The jump in energy prices is expected to impact further on rising price pressures and inflation across the globe.

Many analysts think the energy passthrough is going to be higher than it has been over the last few decades, which will increase the pressure on central banks to raise interest rates to combat higher inflation. CPI prints already touched multi-decade highs even before the Ukraine crisis. The key question here is whether this actually then crimps economic activity and slows the pace of growth we have been seeing in the pandemic recovery.

Possible relief to high prices?

There is now much speculation that the high oil price environment will lead to a coordinated stock release from the US and other countries. Indeed, the IEA is holding an emergency meeting today on a potential release which may offer some short-term relief to markets.

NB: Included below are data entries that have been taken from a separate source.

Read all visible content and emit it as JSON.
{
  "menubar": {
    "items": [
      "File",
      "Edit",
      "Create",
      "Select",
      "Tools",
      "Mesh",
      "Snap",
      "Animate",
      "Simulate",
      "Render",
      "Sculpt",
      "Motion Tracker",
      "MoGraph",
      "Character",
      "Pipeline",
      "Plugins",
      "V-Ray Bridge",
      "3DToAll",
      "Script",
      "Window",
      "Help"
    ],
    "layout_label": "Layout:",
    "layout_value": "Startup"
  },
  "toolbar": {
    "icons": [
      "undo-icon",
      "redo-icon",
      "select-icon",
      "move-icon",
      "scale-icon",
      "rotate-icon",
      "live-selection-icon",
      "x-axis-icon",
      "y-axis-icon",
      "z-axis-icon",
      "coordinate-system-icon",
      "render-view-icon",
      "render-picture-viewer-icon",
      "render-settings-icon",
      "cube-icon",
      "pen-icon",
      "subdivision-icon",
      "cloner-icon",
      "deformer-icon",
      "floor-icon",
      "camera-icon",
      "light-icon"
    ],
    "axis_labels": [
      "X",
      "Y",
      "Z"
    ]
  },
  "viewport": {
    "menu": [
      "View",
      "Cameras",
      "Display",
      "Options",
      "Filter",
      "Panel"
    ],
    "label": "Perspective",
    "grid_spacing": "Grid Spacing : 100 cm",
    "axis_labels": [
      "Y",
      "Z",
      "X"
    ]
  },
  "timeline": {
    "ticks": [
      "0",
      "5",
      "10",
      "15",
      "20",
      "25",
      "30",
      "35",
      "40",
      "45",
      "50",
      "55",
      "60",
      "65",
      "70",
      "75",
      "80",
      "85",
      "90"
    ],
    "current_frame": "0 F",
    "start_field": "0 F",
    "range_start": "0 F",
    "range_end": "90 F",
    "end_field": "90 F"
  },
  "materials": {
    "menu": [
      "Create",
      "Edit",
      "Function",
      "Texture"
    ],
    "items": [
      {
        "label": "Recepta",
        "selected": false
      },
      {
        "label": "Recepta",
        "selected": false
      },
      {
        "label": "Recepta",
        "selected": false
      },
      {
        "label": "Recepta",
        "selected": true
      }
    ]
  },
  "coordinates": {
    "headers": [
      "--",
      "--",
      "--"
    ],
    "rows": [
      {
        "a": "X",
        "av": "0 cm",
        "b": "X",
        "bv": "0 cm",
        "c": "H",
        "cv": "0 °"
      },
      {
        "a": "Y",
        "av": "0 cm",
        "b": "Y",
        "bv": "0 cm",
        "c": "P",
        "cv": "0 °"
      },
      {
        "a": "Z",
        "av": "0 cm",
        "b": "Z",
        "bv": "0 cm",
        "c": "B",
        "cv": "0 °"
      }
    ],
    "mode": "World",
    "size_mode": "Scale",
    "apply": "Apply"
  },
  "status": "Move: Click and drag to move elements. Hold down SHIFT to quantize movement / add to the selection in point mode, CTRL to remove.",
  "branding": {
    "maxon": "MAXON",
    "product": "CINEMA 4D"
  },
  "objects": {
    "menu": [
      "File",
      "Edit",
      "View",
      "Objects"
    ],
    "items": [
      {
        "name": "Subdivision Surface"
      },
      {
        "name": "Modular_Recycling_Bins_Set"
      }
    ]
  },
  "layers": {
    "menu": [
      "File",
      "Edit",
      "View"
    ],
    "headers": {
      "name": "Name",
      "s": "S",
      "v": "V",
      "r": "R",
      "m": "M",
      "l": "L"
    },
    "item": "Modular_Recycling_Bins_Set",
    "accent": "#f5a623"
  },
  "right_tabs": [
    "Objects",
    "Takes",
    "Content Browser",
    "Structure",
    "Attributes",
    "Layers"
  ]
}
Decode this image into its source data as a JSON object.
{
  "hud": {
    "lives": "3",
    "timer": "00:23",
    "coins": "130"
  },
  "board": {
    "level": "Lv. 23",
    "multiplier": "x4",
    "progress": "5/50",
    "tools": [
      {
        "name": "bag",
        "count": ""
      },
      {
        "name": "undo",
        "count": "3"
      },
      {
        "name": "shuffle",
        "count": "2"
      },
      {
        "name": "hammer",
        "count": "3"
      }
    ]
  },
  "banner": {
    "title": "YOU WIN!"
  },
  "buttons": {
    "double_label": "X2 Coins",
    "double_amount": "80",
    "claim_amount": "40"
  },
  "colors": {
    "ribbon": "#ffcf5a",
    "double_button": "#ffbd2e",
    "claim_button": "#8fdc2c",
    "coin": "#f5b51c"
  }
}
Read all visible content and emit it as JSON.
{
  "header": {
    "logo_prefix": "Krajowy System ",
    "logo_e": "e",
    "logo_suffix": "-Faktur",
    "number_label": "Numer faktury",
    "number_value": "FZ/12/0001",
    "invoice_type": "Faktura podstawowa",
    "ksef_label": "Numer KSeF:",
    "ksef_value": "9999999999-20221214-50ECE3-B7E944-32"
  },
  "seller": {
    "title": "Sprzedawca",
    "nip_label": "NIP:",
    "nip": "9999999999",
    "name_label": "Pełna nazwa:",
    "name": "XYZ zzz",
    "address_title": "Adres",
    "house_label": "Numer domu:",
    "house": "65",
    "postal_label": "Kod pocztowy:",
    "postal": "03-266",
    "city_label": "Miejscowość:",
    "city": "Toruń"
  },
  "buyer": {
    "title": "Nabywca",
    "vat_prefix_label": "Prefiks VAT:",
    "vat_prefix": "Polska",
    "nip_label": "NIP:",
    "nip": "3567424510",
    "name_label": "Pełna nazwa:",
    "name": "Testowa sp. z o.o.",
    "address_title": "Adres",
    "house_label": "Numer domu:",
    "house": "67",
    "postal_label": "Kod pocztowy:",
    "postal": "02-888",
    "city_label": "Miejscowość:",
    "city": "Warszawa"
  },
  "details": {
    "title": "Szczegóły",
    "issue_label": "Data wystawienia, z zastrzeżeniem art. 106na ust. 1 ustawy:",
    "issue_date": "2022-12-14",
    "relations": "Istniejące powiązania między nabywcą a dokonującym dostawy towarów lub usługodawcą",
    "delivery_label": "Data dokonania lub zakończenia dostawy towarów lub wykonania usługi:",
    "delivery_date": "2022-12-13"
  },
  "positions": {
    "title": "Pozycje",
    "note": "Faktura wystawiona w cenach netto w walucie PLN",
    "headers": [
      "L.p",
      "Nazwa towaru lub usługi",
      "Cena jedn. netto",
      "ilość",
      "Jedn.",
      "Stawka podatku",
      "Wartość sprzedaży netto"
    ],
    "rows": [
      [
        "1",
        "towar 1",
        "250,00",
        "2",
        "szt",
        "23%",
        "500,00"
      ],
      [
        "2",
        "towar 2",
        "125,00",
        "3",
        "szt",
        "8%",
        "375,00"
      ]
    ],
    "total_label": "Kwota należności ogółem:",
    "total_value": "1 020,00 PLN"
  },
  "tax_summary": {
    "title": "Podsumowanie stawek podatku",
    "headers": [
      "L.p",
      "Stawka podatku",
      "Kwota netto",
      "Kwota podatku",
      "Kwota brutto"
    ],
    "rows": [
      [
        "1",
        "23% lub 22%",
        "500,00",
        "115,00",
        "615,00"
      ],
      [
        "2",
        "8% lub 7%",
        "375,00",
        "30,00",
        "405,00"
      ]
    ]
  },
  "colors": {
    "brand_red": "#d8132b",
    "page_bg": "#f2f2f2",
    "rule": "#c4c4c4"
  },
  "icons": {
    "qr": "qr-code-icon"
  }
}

If there are more sanctions which mean major disruptions to Russian oil flows, the decision of OPEC+ will be a huge focus.

The cartel meets tomorrow where expectations remain that they increase their output by the already agreed amount of 400k in April. But restrictions targeting Russian supplies directly would push prices sharply higher and require more aggressive action from OPEC+. The fast tracking of the Iranian nuclear deal, which could add around 1.3 million barrels of supply to the market, would certainly help.

Upside price targets

Brent crude made a near eight-year high after the initial Russian incursion last week at $105.74. WTI breached the $100 psychological level at that time too.

Several investment banks have revised up their forecasts on fears of a forthcoming supply crunch, seeing $110 to $120 short-term price upside.

This is based on a few million barrels of demand destruction required to compensate for a one-month loss of Russian exports. The market is expected to be very well-supplied into the second half of 2022, which should blunt prices further out.

Disclaimer: This material is comprised of personal opinions and ideas. It should not be construed as an investment recommendation or a solicitation for any transaction. It does not imply any obligation to purchase investment services, nor does it guarantee or predict future performance. Exinity, its affiliates, agents, directors, officers or employees do not guarantee the accuracy, validity, timeliness or completeness of any information or data made available and assume no liability for any loss arising from any investment based on the same.